Director Peter Berg (The Rundown) takes a rough, handheld approach to the adapting the material to the screen, clearly in an effort to distinguish his film from all the slick, fantasy-inducing Hollywood fables about athletic glory. The film’s opening moments are beautiful in the clean, concise manner in which they set the stage, alternating shaky footage of the dying town from a passing car window with elegant airborne shots that place it in the midst of an expansive desert. When we first see the high school football stadium from a high-angle shot, it is jarring because the intense green of the field stands in such stark contrast to the dry brown-gray nothingness that surrounds it, as if the town has rationed every drop of water for the field.

We meet the characters slowly and naturally, as Berg lets each come into focus in a succession of early scenes interspersed with interviews that establish the characters in terms of both their personalities and their relationship to the pigskin cult. Berg and his coscreenwriter David Aaron Cohen (The Devil’s Own) focus primarily on three of the football players: Mike Winchell (Lucas Black), the soft-spoken, overly serious quarterback who fears he will never be able to leave town because of his mentally ill mother; Don Billingsley (Garrett Hedlund), who lives in the all-consuming shadow of his abusive, alcoholic father (Tim McGraw), a case study in high school football glory gone bad; and Boobie Miles (Derek Luke), a highly talented running back who thinks that football is his ticket to stardom until an unexpected injury forces him to confront the emptiness of his prospects off the field.

Watching over the team is Coach Gary Gaines, embodied by Billy Bob Thornton as an ambiguous character who always seems to be standing just slightly outside the world he’s supposed to be commanding.

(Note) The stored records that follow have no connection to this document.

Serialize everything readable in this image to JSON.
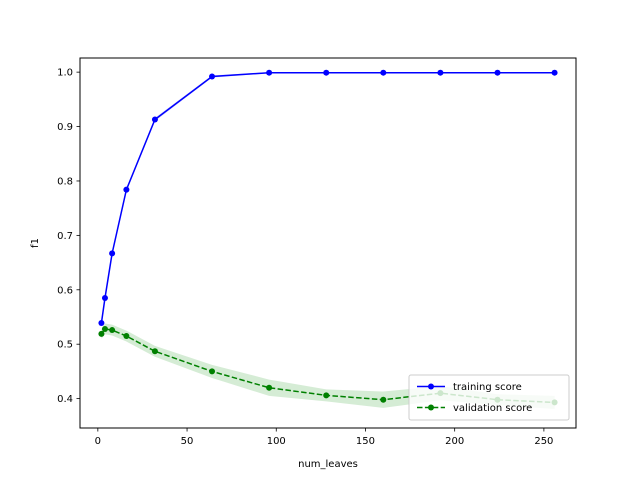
{
  "chart_data": {
    "type": "line",
    "xlabel": "num_leaves",
    "ylabel": "f1",
    "xlim": [
      -10,
      268
    ],
    "ylim": [
      0.346,
      1.026
    ],
    "x_ticks": [
      0,
      50,
      100,
      150,
      200,
      250
    ],
    "y_ticks": [
      0.4,
      0.5,
      0.6,
      0.7,
      0.8,
      0.9,
      1.0
    ],
    "x_tick_labels": [
      "0",
      "50",
      "100",
      "150",
      "200",
      "250"
    ],
    "y_tick_labels": [
      "0.4",
      "0.5",
      "0.6",
      "0.7",
      "0.8",
      "0.9",
      "1.0"
    ],
    "grid": false,
    "legend_position": "lower-right",
    "series": [
      {
        "name": "training score",
        "color": "#0000ff",
        "linestyle": "solid",
        "x": [
          2,
          4,
          8,
          16,
          32,
          64,
          96,
          128,
          160,
          192,
          224,
          256
        ],
        "values": [
          0.539,
          0.585,
          0.667,
          0.784,
          0.913,
          0.992,
          0.999,
          0.999,
          0.999,
          0.999,
          0.999,
          0.999
        ],
        "band_lower": [
          0.537,
          0.583,
          0.664,
          0.781,
          0.91,
          0.99,
          0.998,
          0.998,
          0.998,
          0.998,
          0.998,
          0.998
        ],
        "band_upper": [
          0.541,
          0.587,
          0.67,
          0.787,
          0.916,
          0.994,
          1.0,
          1.0,
          1.0,
          1.0,
          1.0,
          1.0
        ]
      },
      {
        "name": "validation score",
        "color": "#008000",
        "band_color": "#2ca02c",
        "linestyle": "dashed",
        "x": [
          2,
          4,
          8,
          16,
          32,
          64,
          96,
          128,
          160,
          192,
          224,
          256
        ],
        "values": [
          0.519,
          0.528,
          0.526,
          0.515,
          0.487,
          0.45,
          0.42,
          0.406,
          0.398,
          0.41,
          0.398,
          0.393
        ],
        "band_lower": [
          0.51,
          0.518,
          0.516,
          0.505,
          0.477,
          0.438,
          0.405,
          0.395,
          0.383,
          0.397,
          0.388,
          0.381
        ],
        "band_upper": [
          0.528,
          0.538,
          0.536,
          0.525,
          0.497,
          0.462,
          0.435,
          0.417,
          0.413,
          0.423,
          0.408,
          0.405
        ]
      }
    ]
  }
}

His is strangely passive in potentially volatile situations, such as the scene when Don’s father storms onto the field during practice to physically and verbally humiliate his son for fumbling, or the disconcerting dinner scene at a wealthy Odessa family’s house where a well-dressed socialite casually lets slip her racist feelings about how African American players should be deployed on the field. In another scene, when Boobie and his well-meaning uncle lie to Coach Gaines about Boobie’s torn ligament, we clearly see in the coach’s eyes that he knows the truth, but even deeper in his look is his understanding that he can’t say “no.” As much as he is the leader, he is also a slave to the town, which is underscored by the incessant chatter of local talk radio in which angry locals bemoan that there’s too much “learning” going on in the school and not enough football practice.

Gaines is clearly a talented coach, and the repeated shots of him pouring over videotaped game footage shows that he is dedicated and sincere in leading a winning team. Yet, he is never truly a part of the community that leans so heavily on his success or failure. When the Panthers lose a crucial football game, he is welcomed home by half-a-dozen real estate signs in his front yard, and the local businessmen taint their supportive statements about winning with the barely disguised threat that losing carries a heavy price.

Friday Night Lights captures the ups and downs of the season with a biting precision, and the film slumps only when Berg gets lazy and allows clichéd montages set to rock music to stand in for narrative advancement. Not surprisingly, it all leads up to a “big game,” the state championship in the Astrodome in Houston, and at this point the film threatens to become as artificial as the Astroturf covering the field.

Yet, the outcome is not exactly what you would expect, which suggests that part of Berg’s ploy was to suck the audience into the excitement and put them in the shoes of the townspeople whose very identity rides on whether or not a 17-year-old can make it one more yard. From a purely emotional standpoint, it’s a thrilling evocation of the glories of athletic competition, but in the grand scheme of things it comes to represent just how sad it is when a community has nothing to bind it together except its incessant need to live through the fleeting victories of its youth.